Jusqu'alors M. Mascarot avait parlé debout.

Voyant que bien décidément on ne lui offrirait pas de siège, il s'avança familièrement un fauteuil et s'assit.

A cette audace, M. de Mussidan frémit de colère, mais il n'osa rien dire. Et cette résignation seule eut suffi pour lever tous les doutes du placeur s'il en eût eu encore.

—J'arrive, dit-il. L'événement auquel nous faisons allusion avait deux témoins: un de vos amis d'abord, le baron de Clinchan, puis un de vos valets de pied, un certain Ludovic Trofeu, actuellement piqueur chez M. le comte de Commarin.

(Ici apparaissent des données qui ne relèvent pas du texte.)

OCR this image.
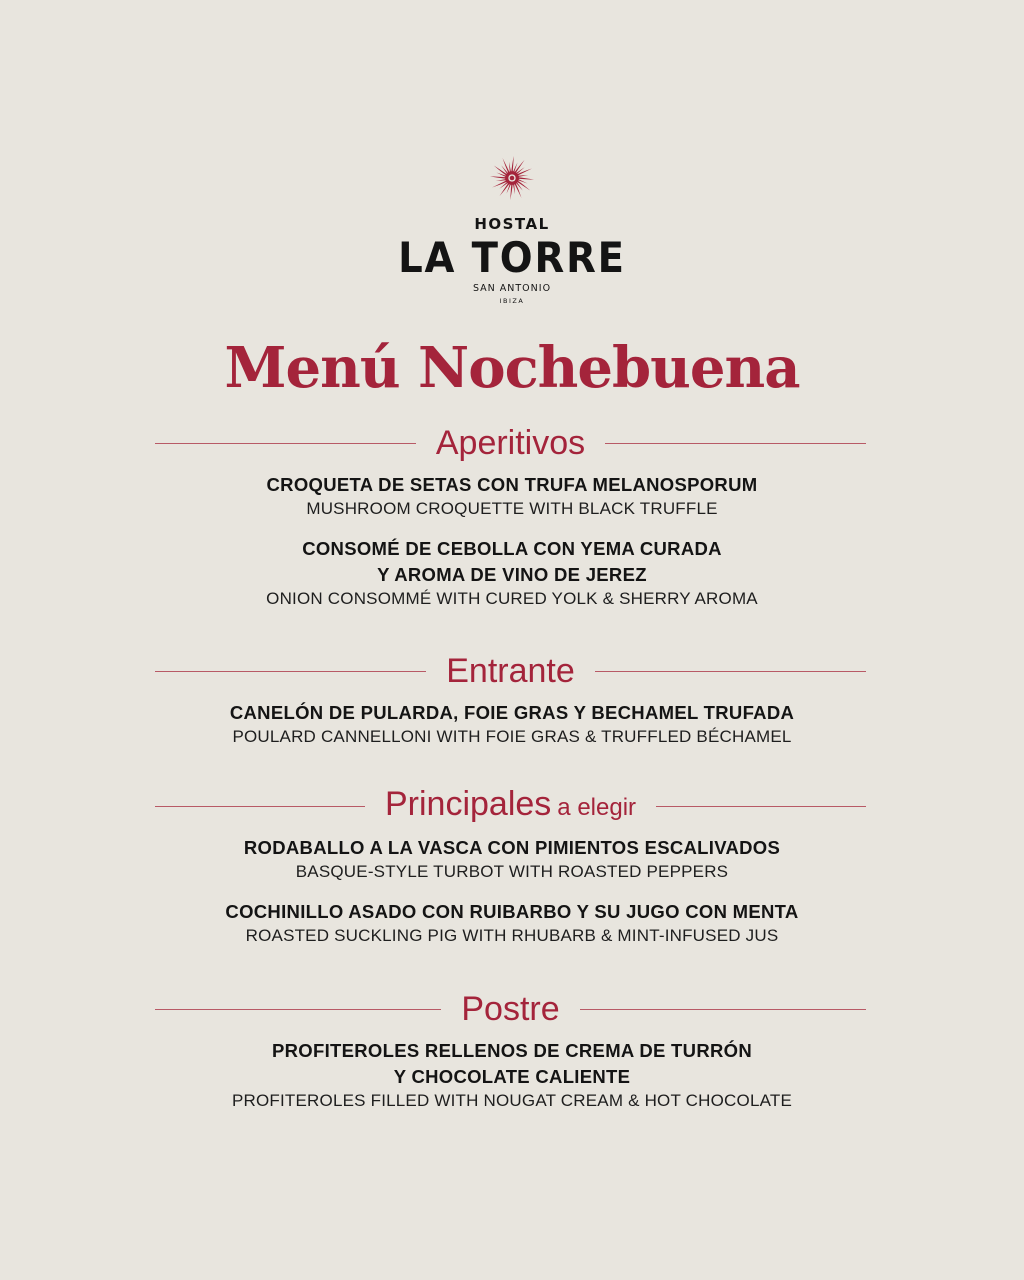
HOSTAL
LA TORRE
SAN ANTONIO
IBIZA
Menú Nochebuena
Aperitivos
CROQUETA DE SETAS CON TRUFA MELANOSPORUM
MUSHROOM CROQUETTE WITH BLACK TRUFFLE
CONSOMÉ DE CEBOLLA CON YEMA CURADA
Y AROMA DE VINO DE JEREZ
ONION CONSOMMÉ WITH CURED YOLK & SHERRY AROMA
Entrante
CANELÓN DE PULARDA, FOIE GRAS Y BECHAMEL TRUFADA
POULARD CANNELLONI WITH FOIE GRAS & TRUFFLED BÉCHAMEL
Principales a elegir
RODABALLO A LA VASCA CON PIMIENTOS ESCALIVADOS
BASQUE-STYLE TURBOT WITH ROASTED PEPPERS
COCHINILLO ASADO CON RUIBARBO Y SU JUGO CON MENTA
ROASTED SUCKLING PIG WITH RHUBARB & MINT-INFUSED JUS
Postre
PROFITEROLES RELLENOS DE CREMA DE TURRÓN
Y CHOCOLATE CALIENTE
PROFITEROLES FILLED WITH NOUGAT CREAM & HOT CHOCOLATE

—J'ignore ce qu'est devenu Ludovic.

—Mais nos gens le savent, monsieur le comte. Ce Ludovic, lorsqu'il vous promettait un silence éternel, était garçon. Marié, quelques années plus tard, il a tout raconté à sa jeune femme, tout absolument. Cette femme, qui a mal tourné, a eu des amants, et c'est par l'un d'entre eux que la vérité est arrivée jusqu'aux oreilles de ceux qui m'envoient.

—Et c'est sur la parole d'un valet, s'écria le comte, sur le rapport d'une fille perdue, qu'on ose m'accuser, moi!...

Pas un mot d'accusation directe n'avait été prononcé, et déjà M. de Mussidan se défendait. Le digne placeur le remarquait bien.